A small MCP (Model Context Protocol) firewall that proxies JSON-RPC and enforces allow/deny policies for tools, resources, prompts, and methods. It can run as a stdio wrapper or as a streamable HTTP reverse proxy, and includes a clean local GUI for policy edits, history, templates, and live logs.

Important: policy controls intent, containment controls capability. If you allow a CLI tool, that tool can still reach external data unless you enable containment (--no-network + --allow-bin).

Easy setup (host-wide in minutes)

  1. Build:
go build ./cmd/mcp-firewall
  1. Scan + install (wrap stdio servers, proxy HTTP servers):
./mcp-firewall --host-scan --host-root .
./mcp-firewall --host-install --policy policy.example.yaml --host-root . --no-network --allow-bin git
  1. Run the HTTP proxy + GUI (for HTTP upstreams and the dashboard):
./mcp-firewall --listen 127.0.0.1:17880 --routes ~/.mcp-firewall/routes.json --path /mcp --ui 127.0.0.1:8081

Open http://127.0.0.1:8081/ui.

Tip: use --host-dry-run to preview changes, and --host-uninstall --host-restore to roll back.

Quick start (stdio)

Build:

go build ./cmd/mcp-firewall

Run as a wrapper around a real MCP server:

./mcp-firewall --policy policy.example.yaml -- <server-command> <args>

GUI (local dashboard)

Serve the GUI while running stdio:

./mcp-firewall --ui 127.0.0.1:8081 --policy policy.example.yaml -- <server-command> <args>

Open http://127.0.0.1:8081/ui. The policy editor shows diff counts, local warnings, a library modal with diff view, and history in the Advanced drawer. The dashboard includes a "Top blocked by" chart, log table filters, CSV exports, filter presets, and a replay/simulate control for blocked events.

Modes (mental model)

  • Observe mode: log + flag only (no blocking).
  • Enforce mode: block policy violations.
  • Contain mode: enforce + network sandbox + allowlisted binaries.
./mcp-firewall --mode observe --policy policy.example.yaml -- <server-command>
./mcp-firewall --mode enforce --policy policy.example.yaml -- <server-command>
./mcp-firewall --mode contain --policy policy.example.yaml --no-network --allow-bin git -- <server-command>

Notes:

  • --mode observe is shorthand for --dry-run.
  • --mode contain enables --no-network automatically, but you should still set --allow-bin to constrain subprocesses.

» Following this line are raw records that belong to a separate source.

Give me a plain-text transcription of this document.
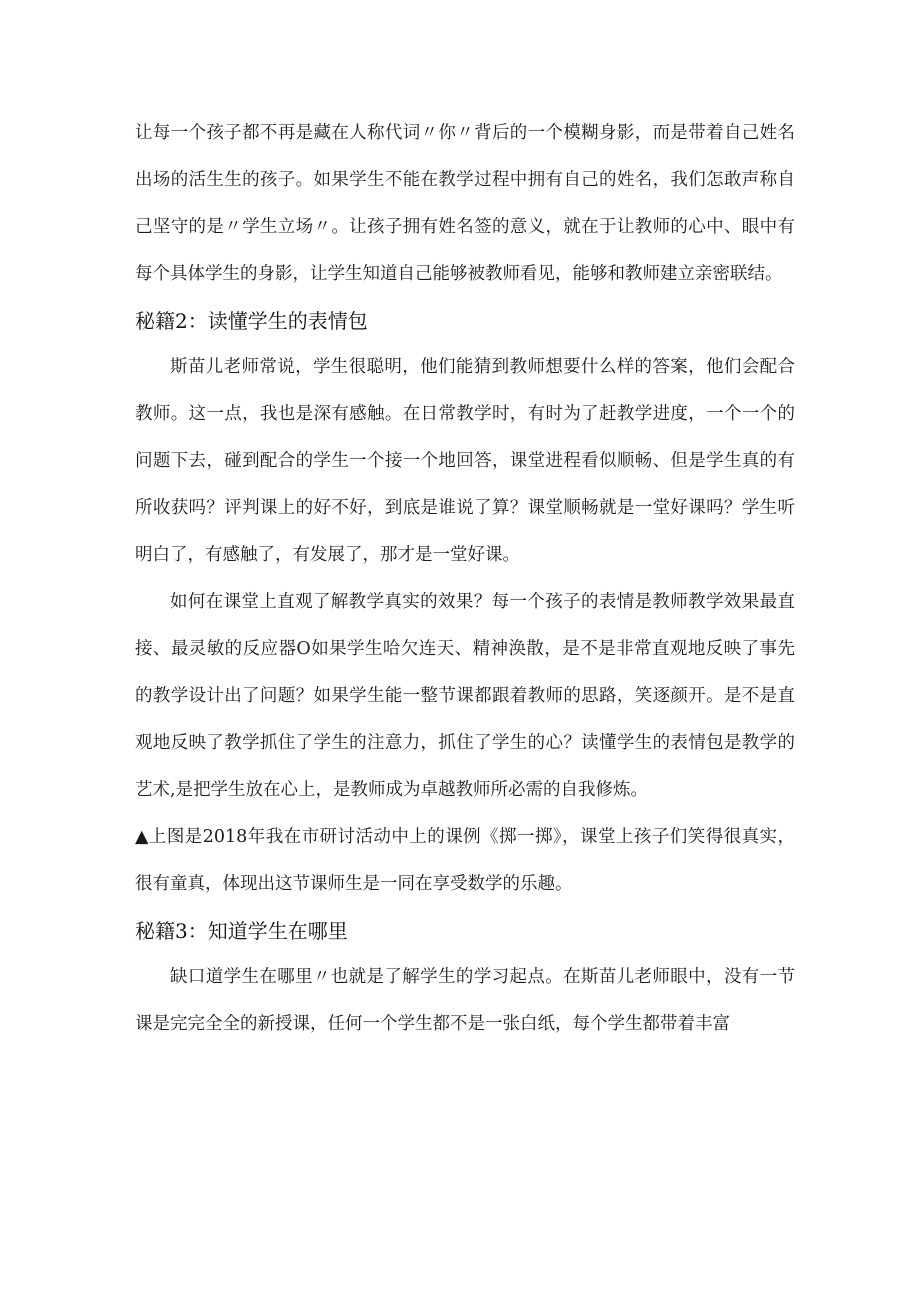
让每一个孩子都不再是藏在人称代词〃你〃背后的一个模糊身影，而是带着自己姓名出场的活生生的孩子。如果学生不能在教学过程中拥有自己的姓名，我们怎敢声称自己坚守的是〃学生立场〃。让孩子拥有姓名签的意义，就在于让教师的心中、眼中有每个具体学生的身影，让学生知道自己能够被教师看见，能够和教师建立亲密联结。

秘籍2：读懂学生的表情包

斯苗儿老师常说，学生很聪明，他们能猜到教师想要什么样的答案，他们会配合教师。这一点，我也是深有感触。在日常教学时，有时为了赶教学进度，一个一个的问题下去，碰到配合的学生一个接一个地回答，课堂进程看似顺畅、但是学生真的有所收获吗？评判课上的好不好，到底是谁说了算？课堂顺畅就是一堂好课吗？学生听明白了，有感触了，有发展了，那才是一堂好课。

如何在课堂上直观了解教学真实的效果？每一个孩子的表情是教师教学效果最直接、最灵敏的反应器O如果学生哈欠连天、精神涣散，是不是非常直观地反映了事先的教学设计出了问题？如果学生能一整节课都跟着教师的思路，笑逐颜开。是不是直观地反映了教学抓住了学生的注意力，抓住了学生的心？读懂学生的表情包是教学的艺术,是把学生放在心上，是教师成为卓越教师所必需的自我修炼。

▲上图是2018年我在市研讨活动中上的课例《掷一掷》，课堂上孩子们笑得很真实，很有童真，体现出这节课师生是一同在享受数学的乐趣。

秘籍3：知道学生在哪里

缺口道学生在哪里〃也就是了解学生的学习起点。在斯苗儿老师眼中，没有一节课是完完全全的新授课，任何一个学生都不是一张白纸，每个学生都带着丰富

Enable policy edits from the GUI:

./mcp-firewall --ui 127.0.0.1:8081 --policy policy.example.yaml --policy-write -- <server-command>

Lock down the GUI/API with a token:

./mcp-firewall --ui 127.0.0.1:8081 --api-token YOUR_TOKEN --policy policy.example.yaml -- <server-command>

Adjust how many versions to keep:

./mcp-firewall --ui 127.0.0.1:8081 --policy-history 50 --policy policy.example.yaml -- <server-command>

Host-wide discovery + install

Scan common MCP host config locations (Claude Desktop, Cursor, VS Code) and workspace roots:

./mcp-firewall --host-scan --host-root . --host-root ~/Projects

Wrap discovered stdio servers (and proxy HTTP servers) with the firewall:

./mcp-firewall --host-install \\
  --policy policy.example.yaml \\
  --no-network \\
  --allow-bin git \\
  --host-root . \\
  --host-http-listen 127.0.0.1:17880 \\
  --host-http-path /mcp

The installer writes timestamped backups next to each config file, plus a routes file (default ~/.mcp-firewall/routes.json) for HTTP upstreams, and flips on a global toggle file (default ~/.mcp-firewall/enabled).

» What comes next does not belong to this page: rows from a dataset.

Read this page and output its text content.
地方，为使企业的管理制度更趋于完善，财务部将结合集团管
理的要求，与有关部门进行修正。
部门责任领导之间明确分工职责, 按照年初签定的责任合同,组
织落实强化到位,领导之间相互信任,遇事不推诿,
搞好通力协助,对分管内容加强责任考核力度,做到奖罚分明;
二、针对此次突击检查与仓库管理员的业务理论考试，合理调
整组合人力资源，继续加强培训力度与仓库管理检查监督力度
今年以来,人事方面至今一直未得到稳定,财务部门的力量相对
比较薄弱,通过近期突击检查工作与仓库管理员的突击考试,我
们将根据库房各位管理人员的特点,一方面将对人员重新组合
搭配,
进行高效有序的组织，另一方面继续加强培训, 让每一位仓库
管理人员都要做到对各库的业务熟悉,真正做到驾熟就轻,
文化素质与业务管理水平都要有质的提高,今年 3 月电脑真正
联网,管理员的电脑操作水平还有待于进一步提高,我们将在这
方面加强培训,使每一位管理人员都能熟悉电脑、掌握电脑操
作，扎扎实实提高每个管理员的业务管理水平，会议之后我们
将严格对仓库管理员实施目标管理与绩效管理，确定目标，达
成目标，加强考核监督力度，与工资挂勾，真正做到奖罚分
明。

Preview changes with diffs only:

./mcp-firewall --host-install --host-dry-run --policy policy.example.yaml --host-root .

Uninstall (unwrap in place), or restore from the latest backups:

./mcp-firewall --host-uninstall --host-root .
./mcp-firewall --host-uninstall --host-restore --host-root .

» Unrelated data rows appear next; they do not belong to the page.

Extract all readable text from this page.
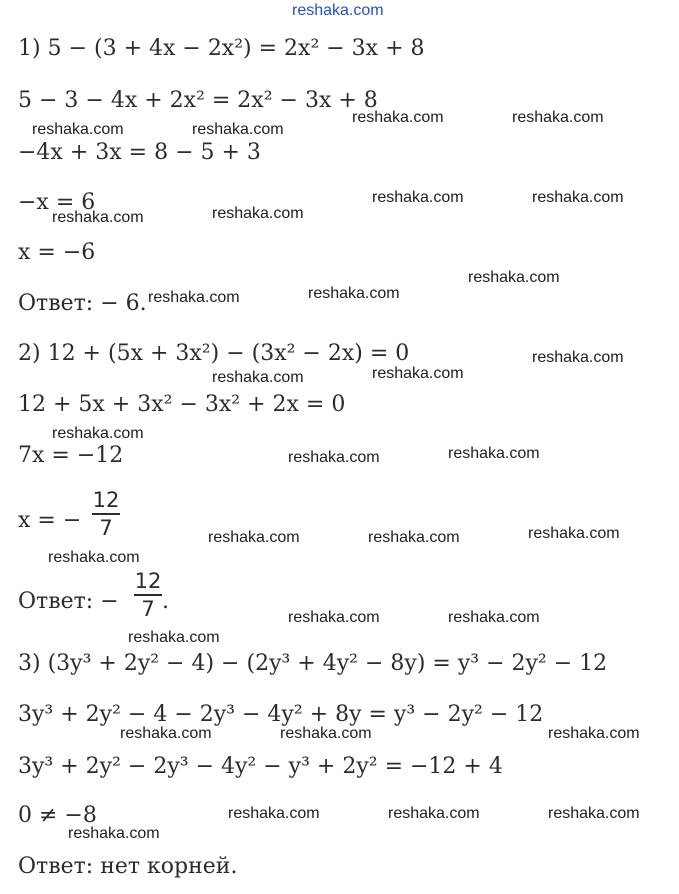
reshaka.com

1) 5 − (3 + 4x − 2x²) = 2x² − 3x + 8

5 − 3 − 4x + 2x² = 2x² − 3x + 8

−4x + 3x = 8 − 5 + 3

−x = 6

x = −6

Ответ: − 6.

2) 12 + (5x + 3x²) − (3x² − 2x) = 0

12 + 5x + 3x² − 3x² + 2x = 0

7x = −12

x = −

12
7

Ответ: −

12
7 .

3) (3y³ + 2y² − 4) − (2y³ + 4y² − 8y) = y³ − 2y² − 12

3y³ + 2y² − 4 − 2y³ − 4y² + 8y = y³ − 2y² − 12

3y³ + 2y² − 2y³ − 4y² − y³ + 2y² = −12 + 4

0 ≠ −8

Ответ: нет корней.

reshaka.com	reshaka.com
reshaka.com	reshaka.com
reshaka.com	reshaka.com
reshaka.com	reshaka.com
reshaka.com
reshaka.com	reshaka.com
reshaka.com
reshaka.com	reshaka.com
reshaka.com
reshaka.com	reshaka.com
reshaka.com	reshaka.com	reshaka.com
reshaka.com
reshaka.com	reshaka.com
reshaka.com
reshaka.com	reshaka.com	reshaka.com
reshaka.com	reshaka.com	reshaka.com
reshaka.com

Run the HTTP proxy for those routes:

./mcp-firewall --listen 127.0.0.1:17880 --routes ~/.mcp-firewall/routes.json --path /mcp --ui 127.0.0.1:8081

Global toggle

Use an enabled file to flip enforcement on/off:

./mcp-firewall --enabled-file ~/.mcp-firewall/enabled --enable
./mcp-firewall --enabled-file ~/.mcp-firewall/enabled --disable
./mcp-firewall --enabled-file ~/.mcp-firewall/enabled --status

When --enabled-file is set on the wrapper, missing file = bypass, present file = enforce. The GUI status panel includes a toggle button when this is configured.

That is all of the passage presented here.